For a psychiatrist, it is especially interesting as he is allowed glimpses into the various personalities, their psychiatric problems and the resulting family dynamics, without the interference of the usual psychiatric labelling or coding. Unfortunately self medicating with alcohol, opium and other fancy substances was rife in that era and the result could often be tragic.
Indeed Josceline thought at one point in the book that Amy might have suffered from Anorexia although it was not a known condition at the time. She left it till the end of the book to let us into the final secret.
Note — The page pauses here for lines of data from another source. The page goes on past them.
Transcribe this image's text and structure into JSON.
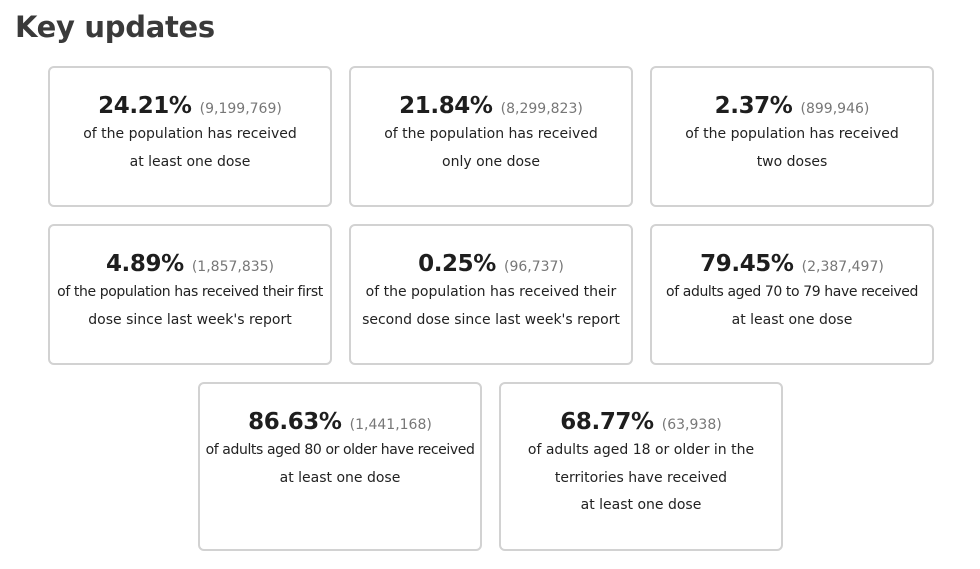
{
  "page": {
    "title": "Key updates"
  },
  "cards": [
    {
      "percent": "24.21%",
      "count": "(9,199,769)",
      "lines": [
        "of the population has received",
        "at least one dose"
      ]
    },
    {
      "percent": "21.84%",
      "count": "(8,299,823)",
      "lines": [
        "of the population has received",
        "only one dose"
      ]
    },
    {
      "percent": "2.37%",
      "count": "(899,946)",
      "lines": [
        "of the population has received",
        "two doses"
      ]
    },
    {
      "percent": "4.89%",
      "count": "(1,857,835)",
      "lines": [
        "of the population has received their first",
        "dose since last week's report"
      ]
    },
    {
      "percent": "0.25%",
      "count": "(96,737)",
      "lines": [
        "of the population has received their",
        "second dose since last week's report"
      ]
    },
    {
      "percent": "79.45%",
      "count": "(2,387,497)",
      "lines": [
        "of adults aged 70 to 79 have received",
        "at least one dose"
      ]
    },
    {
      "percent": "86.63%",
      "count": "(1,441,168)",
      "lines": [
        "of adults aged 80 or older have received",
        "at least one dose"
      ]
    },
    {
      "percent": "68.77%",
      "count": "(63,938)",
      "lines": [
        "of adults aged 18 or older in the",
        "territories have received",
        "at least one dose"
      ]
    }
  ]
}
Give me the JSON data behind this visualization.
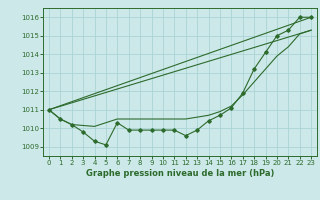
{
  "background_color": "#cce8e8",
  "grid_color": "#aad4d4",
  "line_color": "#2d6b2d",
  "xlabel": "Graphe pression niveau de la mer (hPa)",
  "ylim": [
    1008.5,
    1016.5
  ],
  "xlim": [
    -0.5,
    23.5
  ],
  "yticks": [
    1009,
    1010,
    1011,
    1012,
    1013,
    1014,
    1015,
    1016
  ],
  "xticks": [
    0,
    1,
    2,
    3,
    4,
    5,
    6,
    7,
    8,
    9,
    10,
    11,
    12,
    13,
    14,
    15,
    16,
    17,
    18,
    19,
    20,
    21,
    22,
    23
  ],
  "series_main": [
    1011.0,
    1010.5,
    1010.2,
    1009.8,
    1009.3,
    1009.1,
    1010.3,
    1009.9,
    1009.9,
    1009.9,
    1009.9,
    1009.9,
    1009.6,
    1009.9,
    1010.4,
    1010.7,
    1011.1,
    1011.9,
    1013.2,
    1014.1,
    1015.0,
    1015.3,
    1016.0,
    1016.0
  ],
  "series_smooth": [
    1011.0,
    1010.5,
    1010.2,
    1010.15,
    1010.1,
    1010.3,
    1010.5,
    1010.5,
    1010.5,
    1010.5,
    1010.5,
    1010.5,
    1010.5,
    1010.6,
    1010.7,
    1010.9,
    1011.2,
    1011.8,
    1012.5,
    1013.2,
    1013.9,
    1014.4,
    1015.1,
    1015.3
  ],
  "line1_x": [
    0,
    23
  ],
  "line1_y": [
    1011.0,
    1016.0
  ],
  "line2_x": [
    0,
    23
  ],
  "line2_y": [
    1011.0,
    1015.3
  ]
}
You will have to find out for yourself.
Without the effect of drugs that would double the bodyweight, we have in the end one of the most beautiful portraits of the Pre-Raphaelites. Burne-Jones’ life is of course another psychiatric book: his mother died when he was six days old and many felt that all his life he was searching for the perfect mother he so missed. It is indeed ironical that the art world has been much enriched by what was essentially untreated bereavement.
Psychiatry may need to look again at what we have been doing, as we do not seem to have found another Burne-Jones.
Reference: "There had been a considerable vogue in Barcelona for the Pre-Raphaelites and the young Andalusian had been an admirer in particular of the white-skinned maidens of Burne-Jones, whom he had seen in reproduction."
........"Picasso assured me, when he was staying in London in 1950, that for him his [1900] trip to Paris was merely a halt on a journey that would take him further north to London . He had conceived a great admiration for England and . . . some English painters, especially Burne-Jones."